Оюки высвободилась и отступила.

Сибирцев сложил бумаги и оделся, закутав горло шарфом.

Случалось, в знак благодарности и как бы в приливе чувств, особенно после уроков русского языка, которые ей очень нравились, Оюки сама целовала его в щеку. После долгой разлуки, когда он вернулся из Симода с дипломатических переговоров, Оюки влепила ему поцелуй при всех офицерах. Но все это как бы детские шалости…

В прихожей, где японцы обычно оставляют обувь, чуть теплился фонарь, Алексей опять увидел Оюки. Она замерла, словно в испуге. Чуть слышался аромат ее духов. Ее губы близки, словно вытянуты к нему, ее глаза блестели. Она, как во сне, тронула его руку и отступила в почтительном поклоне. Посветила ему фонарем, чтобы не оступиться на двух больших дощатых ступеньках.

Он вышел на улицу. Ветер, горы, слегка плещется волна в бухте.

«Право, скучная сцена!» – подумал Алексей.
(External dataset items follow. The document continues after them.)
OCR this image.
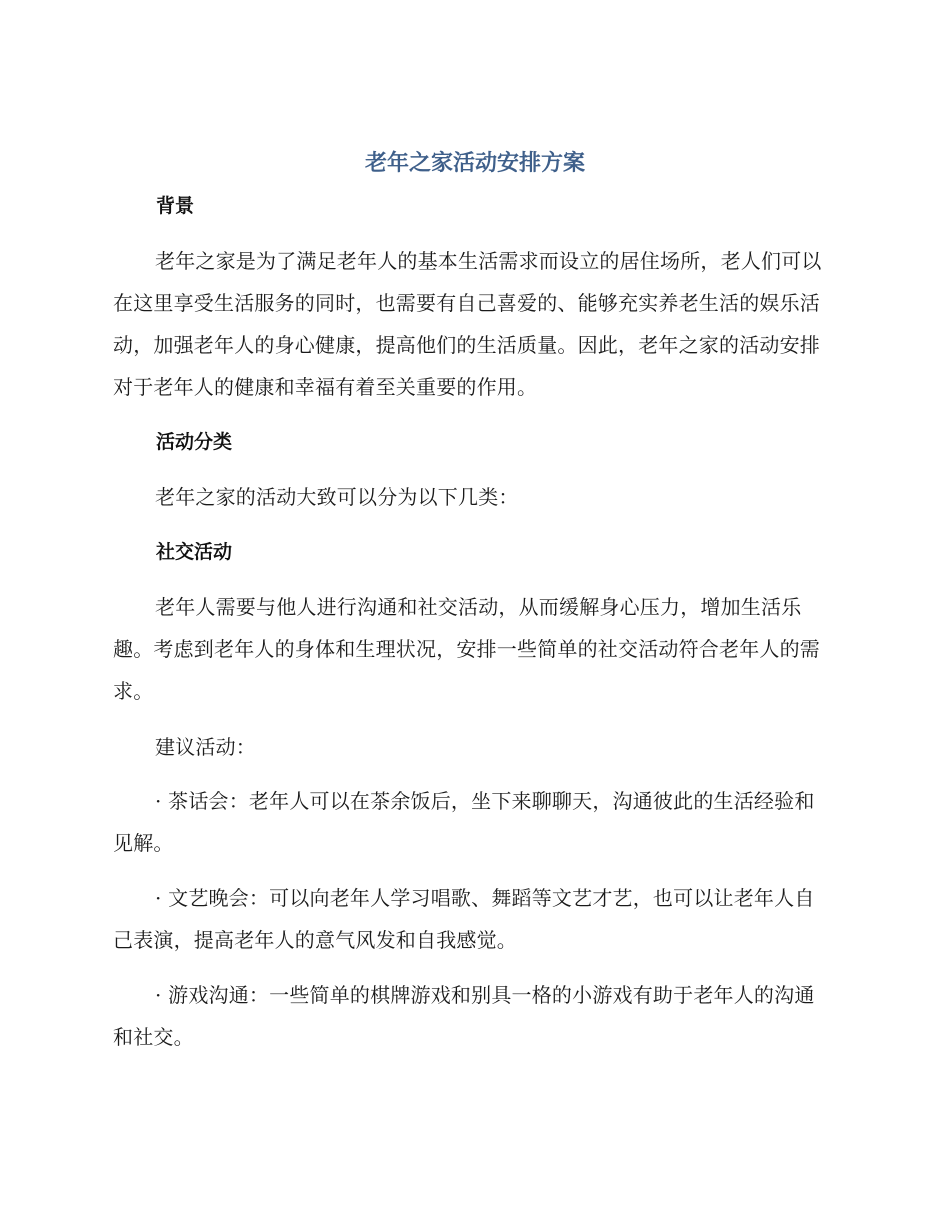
老年之家活动安排方案
背景
老年之家是为了满足老年人的基本生活需求而设立的居住场所，老人们可以在这里享受生活服务的同时，也需要有自己喜爱的、能够充实养老生活的娱乐活动，加强老年人的身心健康，提高他们的生活质量。因此，老年之家的活动安排对于老年人的健康和幸福有着至关重要的作用。
活动分类
老年之家的活动大致可以分为以下几类：
社交活动
老年人需要与他人进行沟通和社交活动，从而缓解身心压力，增加生活乐趣。考虑到老年人的身体和生理状况，安排一些简单的社交活动符合老年人的需求。
建议活动：
· 茶话会：老年人可以在茶余饭后，坐下来聊聊天，沟通彼此的生活经验和见解。
· 文艺晚会：可以向老年人学习唱歌、舞蹈等文艺才艺，也可以让老年人自己表演，提高老年人的意气风发和自我感觉。
· 游戏沟通：一些简单的棋牌游戏和别具一格的小游戏有助于老年人的沟通和社交。
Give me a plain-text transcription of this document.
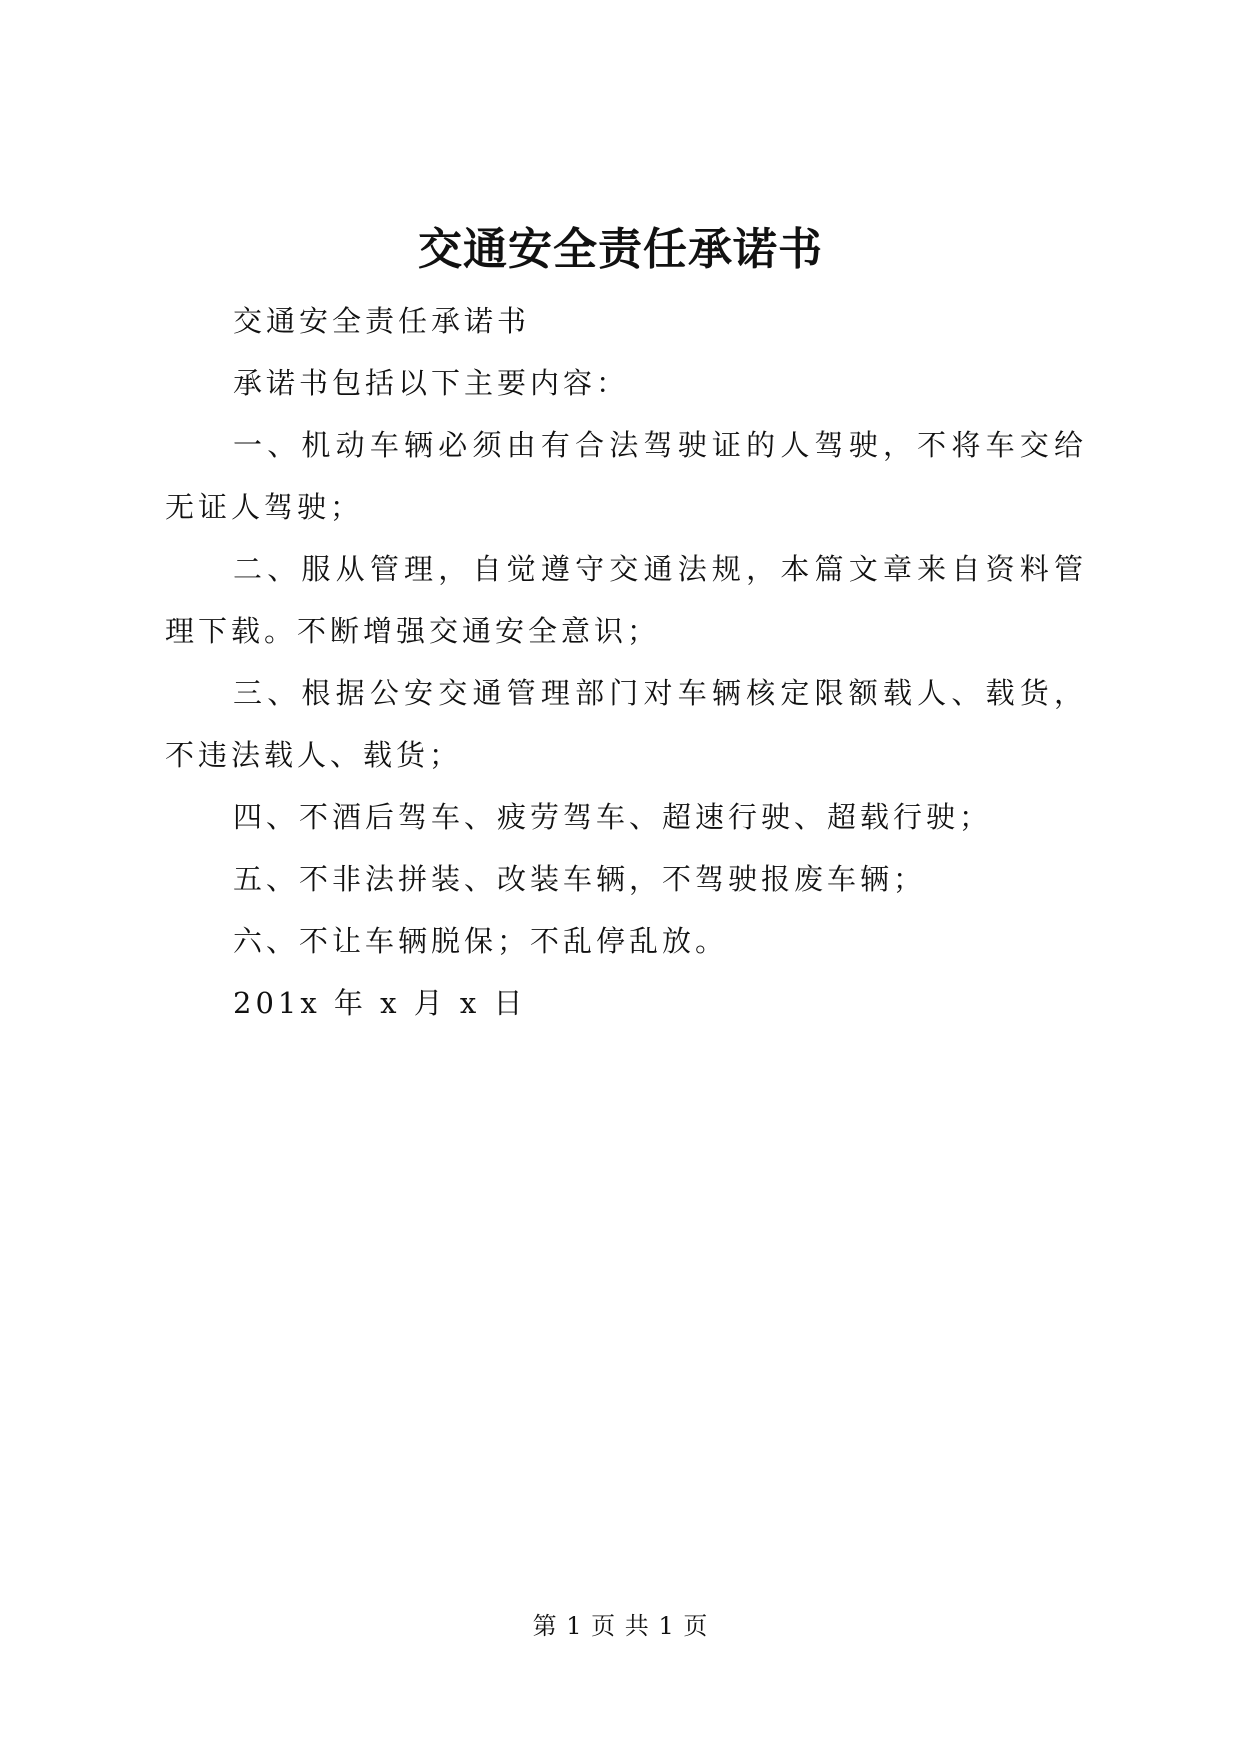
交通安全责任承诺书

交通安全责任承诺书

承诺书包括以下主要内容：

一、机动车辆必须由有合法驾驶证的人驾驶，不将车交给无证人驾驶；

二、服从管理，自觉遵守交通法规，本篇文章来自资料管理下载。不断增强交通安全意识；

三、根据公安交通管理部门对车辆核定限额载人、载货，不违法载人、载货；

四、不酒后驾车、疲劳驾车、超速行驶、超载行驶；

五、不非法拼装、改装车辆，不驾驶报废车辆；

六、不让车辆脱保；不乱停乱放。

201x 年 x 月 x 日

第 1 页 共 1 页
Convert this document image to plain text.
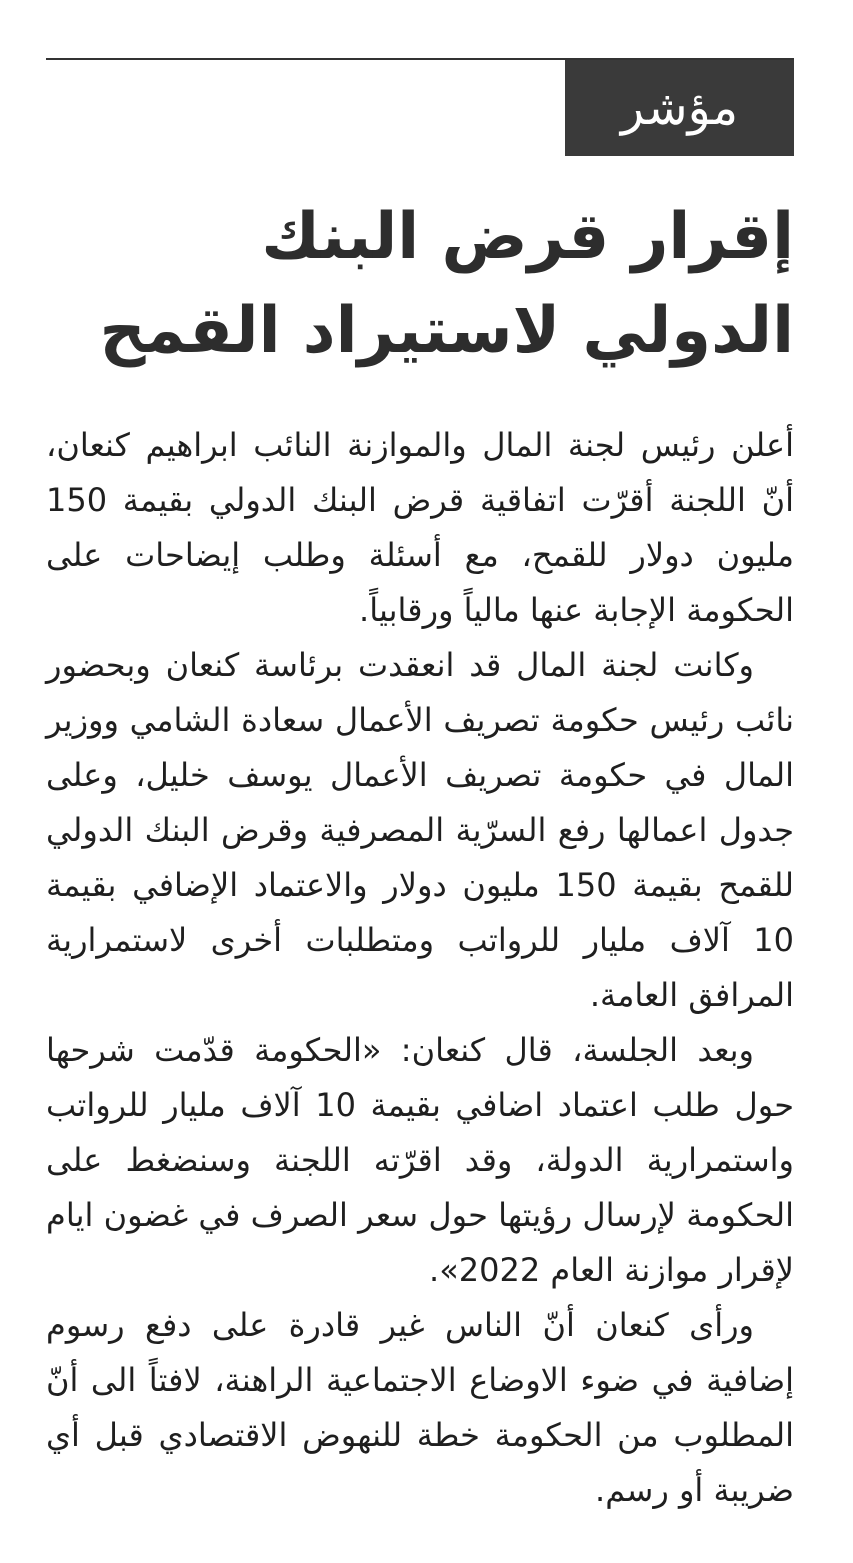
مؤشر
إقرار قرض البنك الدولي لاستيراد القمح

أعلن رئيس لجنة المال والموازنة النائب ابراهيم كنعان، أنّ اللجنة أقرّت اتفاقية قرض البنك الدولي بقيمة 150 مليون دولار للقمح، مع أسئلة وطلب إيضاحات على الحكومة الإجابة عنها مالياً ورقابياً.

وكانت لجنة المال قد انعقدت برئاسة كنعان وبحضور نائب رئيس حكومة تصريف الأعمال سعادة الشامي ووزير المال في حكومة تصريف الأعمال يوسف خليل، وعلى جدول اعمالها رفع السرّية المصرفية وقرض البنك الدولي للقمح بقيمة 150 مليون دولار والاعتماد الإضافي بقيمة 10 آلاف مليار للرواتب ومتطلبات أخرى لاستمرارية المرافق العامة.

وبعد الجلسة، قال كنعان: «الحكومة قدّمت شرحها حول طلب اعتماد اضافي بقيمة 10 آلاف مليار للرواتب واستمرارية الدولة، وقد اقرّته اللجنة وسنضغط على الحكومة لإرسال رؤيتها حول سعر الصرف في غضون ايام لإقرار موازنة العام 2022».

ورأى كنعان أنّ الناس غير قادرة على دفع رسوم إضافية في ضوء الاوضاع الاجتماعية الراهنة، لافتاً الى أنّ المطلوب من الحكومة خطة للنهوض الاقتصادي قبل أي ضريبة أو رسم.
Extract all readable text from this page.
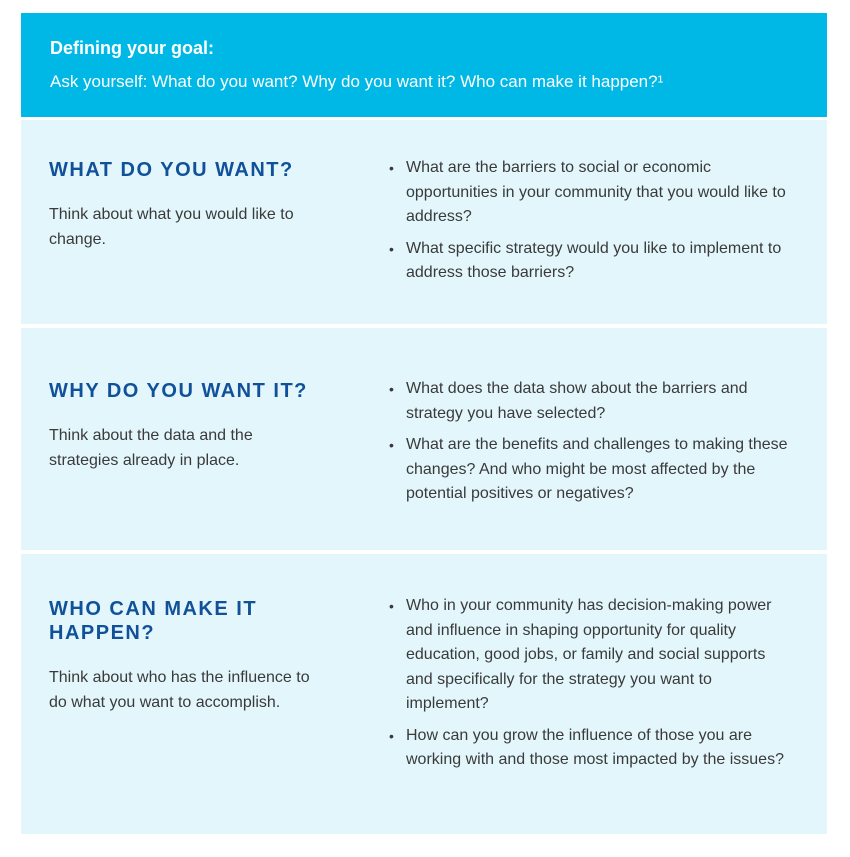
Defining your goal:
Ask yourself: What do you want? Why do you want it? Who can make it happen?¹
WHAT DO YOU WANT?
Think about what you would like to change.
• What are the barriers to social or economic opportunities in your community that you would like to address?
• What specific strategy would you like to implement to address those barriers?
WHY DO YOU WANT IT?
Think about the data and the strategies already in place.
• What does the data show about the barriers and strategy you have selected?
• What are the benefits and challenges to making these changes? And who might be most affected by the potential positives or negatives?
WHO CAN MAKE IT HAPPEN?
Think about who has the influence to do what you want to accomplish.
• Who in your community has decision-making power and influence in shaping opportunity for quality education, good jobs, or family and social supports and specifically for the strategy you want to implement?
• How can you grow the influence of those you are working with and those most impacted by the issues?
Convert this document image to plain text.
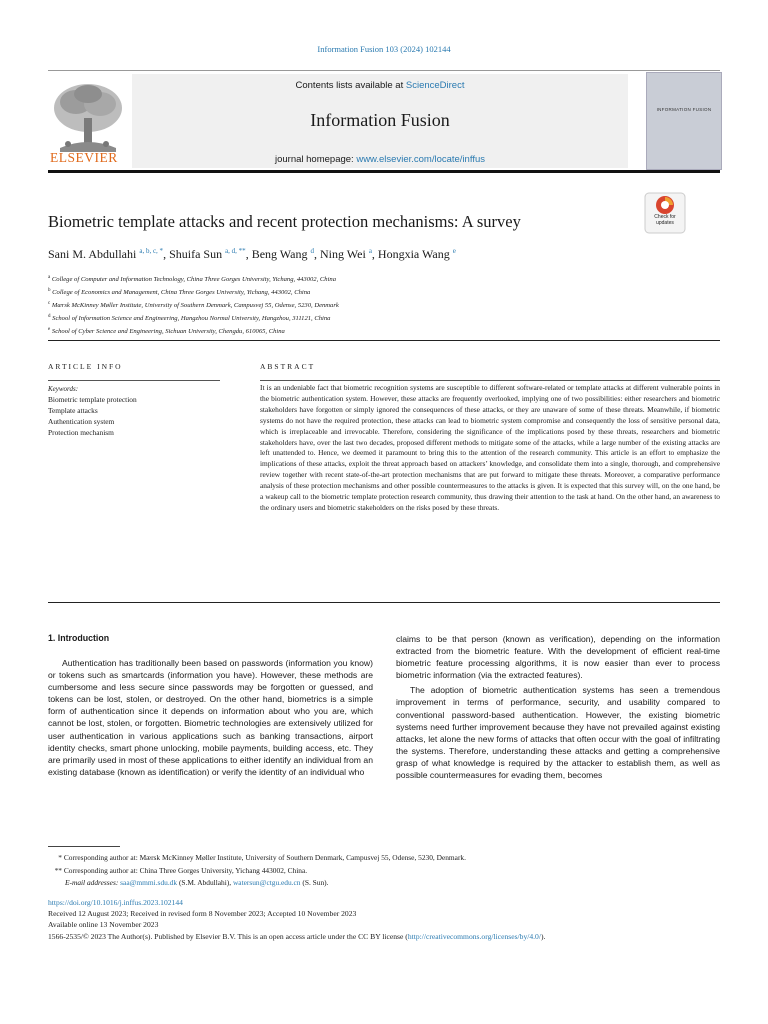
Information Fusion 103 (2024) 102144
ELSEVIER
Contents lists available at ScienceDirect
Information Fusion
journal homepage: www.elsevier.com/locate/inffus
INFORMATION FUSION
Biometric template attacks and recent protection mechanisms: A survey	Check for
updates
Sani M. Abdullahi $^{a, b, c, *}$, Shuifa Sun $^{a, d, **}$, Beng Wang $^d$, Ning Wei $^a$, Hongxia Wang $^e$
$^a$ College of Computer and Information Technology, China Three Gorges University, Yichang, 443002, China
$^b$ College of Economics and Management, China Three Gorges University, Yichang, 443002, China
$^c$ Mærsk McKinney Møller Institute, University of Southern Denmark, Campusvej 55, Odense, 5230, Denmark
$^d$ School of Information Science and Engineering, Hangzhou Normal University, Hangzhou, 311121, China
$^e$ School of Cyber Science and Engineering, Sichuan University, Chengdu, 610065, China
ARTICLE INFO
Keywords:
Biometric template protection
Template attacks
Authentication system
Protection mechanism
ABSTRACT
It is an undeniable fact that biometric recognition systems are susceptible to different software-related or template attacks at different vulnerable points in the biometric authentication system. However, these attacks are frequently overlooked, implying one of two possibilities: either researchers and biometric stakeholders have forgotten or simply ignored the consequences of these attacks, or they are unaware of some of these threats. Meanwhile, if biometric systems do not have the required protection, these attacks can lead to biometric system compromise and consequently the loss of sensitive personal data, which is irreplaceable and irrevocable. Therefore, considering the significance of the implications posed by these threats, researchers and biometric stakeholders have, over the last two decades, proposed different methods to mitigate some of the attacks, while a large number of the existing attacks are left unattended to. Hence, we deemed it paramount to bring this to the attention of the research community. This article is an effort to emphasize the implications of these attacks, exploit the threat approach based on attackers’ knowledge, and consolidate them into a single, thorough, and comprehensive review together with recent state-of-the-art protection mechanisms that are put forward to mitigate these threats. Moreover, a comparative performance analysis of these protection mechanisms and other possible countermeasures to the attacks is given. It is expected that this survey will, on the one hand, be a wakeup call to the biometric template protection research community, thus drawing their attention to the task at hand. On the other hand, an awareness to the ordinary users and biometric stakeholders on the risks posed by these threats.
1. Introduction

Authentication has traditionally been based on passwords (information you know) or tokens such as smartcards (information you have). However, these methods are cumbersome and less secure since passwords may be forgotten or guessed, and tokens can be lost, stolen, or destroyed. On the other hand, biometrics is a simple form of authentication since it depends on information about who you are, which cannot be lost, stolen, or forgotten. Biometric technologies are extensively utilized for user authentication in various applications such as banking transactions, airport identity checks, smart phone unlocking, mobile payments, building access, etc. They are primarily used in most of these applications to either identify an individual from an existing database (known as identification) or verify the identity of an individual who

claims to be that person (known as verification), depending on the information extracted from the biometric feature. With the development of efficient real-time biometric feature processing algorithms, it is now easier than ever to process biometric information (via the extracted features).

The adoption of biometric authentication systems has seen a tremendous improvement in terms of performance, security, and usability compared to conventional password-based authentication. However, the existing biometric systems need further improvement because they have not prevailed against existing attacks, let alone the new forms of attacks that often occur with the goal of infiltrating the systems. Therefore, understanding these attacks and getting a comprehensive grasp of what knowledge is required by the attacker to establish them, as well as possible countermeasures for evading them, becomes

* Corresponding author at: Mærsk McKinney Møller Institute, University of Southern Denmark, Campusvej 55, Odense, 5230, Denmark.
** Corresponding author at: China Three Gorges University, Yichang 443002, China.
E-mail addresses: saa@mmmi.sdu.dk (S.M. Abdullahi), watersun@ctgu.edu.cn (S. Sun).
https://doi.org/10.1016/j.inffus.2023.102144
Received 12 August 2023; Received in revised form 8 November 2023; Accepted 10 November 2023
Available online 13 November 2023
1566-2535/© 2023 The Author(s). Published by Elsevier B.V. This is an open access article under the CC BY license (http://creativecommons.org/licenses/by/4.0/).
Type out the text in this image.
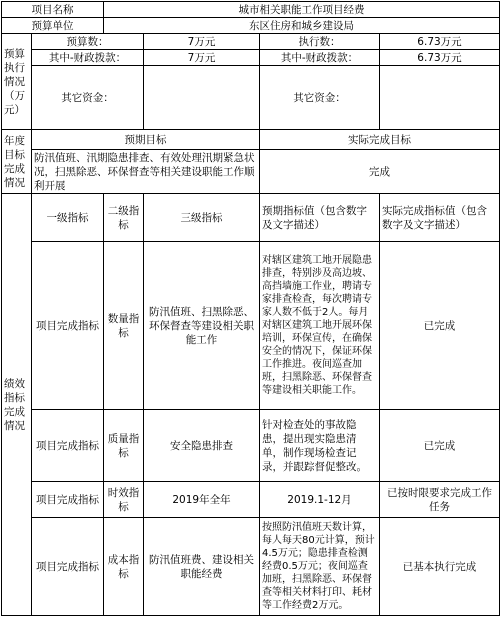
项目名称		城市相关职能工作项目经费			
预算单位		东区住房和城乡建设局			
预算执行情况（万元）	预算数：		7万元	执行数：	6.73万元
	其中-财政拨款：		7万元	其中-财政拨款：	6.73万元
	其它资金：			其它资金：	
年度目标完成情况	预期目标			实际完成目标	
	防汛值班、汛期隐患排查、有效处理汛期紧急状况，扫黑除恶、环保督查等相关建设职能工作顺利开展			完成	
绩效指标完成情况	一级指标	二级指标	三级指标	预期指标值（包含数字及文字描述）	实际完成指标值（包含数字及文字描述）
	项目完成指标	数量指标	防汛值班、扫黑除恶、环保督查等建设相关职能工作	对辖区建筑工地开展隐患排查，特别涉及高边坡、高挡墙施工作业，聘请专家排查检查，每次聘请专家人数不低于2人。每月对辖区建筑工地开展环保培训，环保宣传，在确保安全的情况下，保证环保工作推进。夜间巡查加班，扫黑除恶、环保督查等建设相关职能工作。	已完成
	项目完成指标	质量指标	安全隐患排查	针对检查处的事故隐患，提出现实隐患清单，制作现场检查记录，并跟踪督促整改。	已完成
	项目完成指标	时效指标	2019年全年	2019.1-12月	已按时限要求完成工作任务
	项目完成指标	成本指标	防汛值班费、建设相关职能经费	按照防汛值班天数计算，每人每天80元计算，预计4.5万元；隐患排查检测经费0.5万元；夜间巡查加班，扫黑除恶、环保督查等相关材料打印、耗材等工作经费2万元。	已基本执行完成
Он знал, что, может быть, если бы встретил ее в иной обстановке, такую красивую и яркую, увлекся бы не на шутку… Чистая, умная… Но «если бы» и «если бы». Вечное «если бы»… Порядочность? Долг? Честь?

Священник отец Махов, надевавший шляпу в прихожей офицерского дома, спросил:

– Откуда вы, Алексей Николаевич? Что собираетесь делать? Ужинать?

– Да я из чертежной… Ужинал там.

– Привыкаете к их блюдам?

– Да, я люблю их стол. Креветки особенно. А вы куда?

– К своим японским коллегам.

Все знали, что отец Василий Махов дружит с японскими бонзами.

– Что же вы будете делать? Пойдемте со мной, Алексей Николаевич. Познакомитесь с новым для вас интересным обществом, чем здесь скучать и томиться; вечер еще велик. Все равно читать нечего! «Да и оставит на время свою отроковицу», – подумал он.

Видя кислое выражение на его лице, отец Василий добавил:

– Вы скажете: что же интересного в японских попах? Да вы пойдите посмотрите сначала, а потом уж выносите приговор. Не понравится – в любое время можете уйти, дадут вам провожатого.

Как будто что-то толкнуло Алексея в грудь. «Не пора ли мне, однако, сойти с одной дорожки… Может быть, новое общество и новые наблюдения рассеют меня. А то живешь тут, ничего не видишь!»

Отец Василий в начищенных сапогах, в новой соломенной шляпе, с огромным зонтом: как у рисосеятеля. Борода выхолена и надушена японскими травяными духами. Вид свежий, недаром каждый день купается в реке, идущей с гор!

Зажгли фонари и вышли. Следом кто-то спешил с фонарем. Огромная фигура Можайского выросла в ночи на фоне бухты.

– Я с вами, господа. Возьмите меня…

– Пожалуйте, пожалуйте! – ответил отец Махов. Можайский сказал, что слыхал за перегородкой, как Алексея уговаривали, позавидовал и сам поддался.

– А если опять польет, окаянный, – оглядывая небо в звездах и складывая зонт, сказал отец Василий. – Они все ждут землетрясения!

Храм стоял на отлете, за рисовыми полями. Войдя в ворота, путники поднялись по ступенькам, и отец Василий умело откатил широкую входную дверь. Главное помещение храма, где собираются молящиеся, темно и пусто, какой-то человек поднялся с пола и поклонился вошедшим. Сквозь дверь в боковой стене слышались голоса, и на бумажной перегородке виднелась тень женщины.

Махов провел офицеров в другую, соседнюю дверь. В большой узкой комнате стояли столики, за которыми в полутьме сидели и разговаривали люди. При тусклом свете фонаря один из них поднялся и сказал Сибирцеву:

– Здравия желаю, Алексей Николаевич, пожалуйте к нам. Милости просим, Александр Федорович.

– Александр Иванович? – удивился Сибирцев, узнавая артиллерийского кондуктора Григорьева.

– Так точно, Алексей Николаевич… Унтер-офицер Григорьев, честь имею!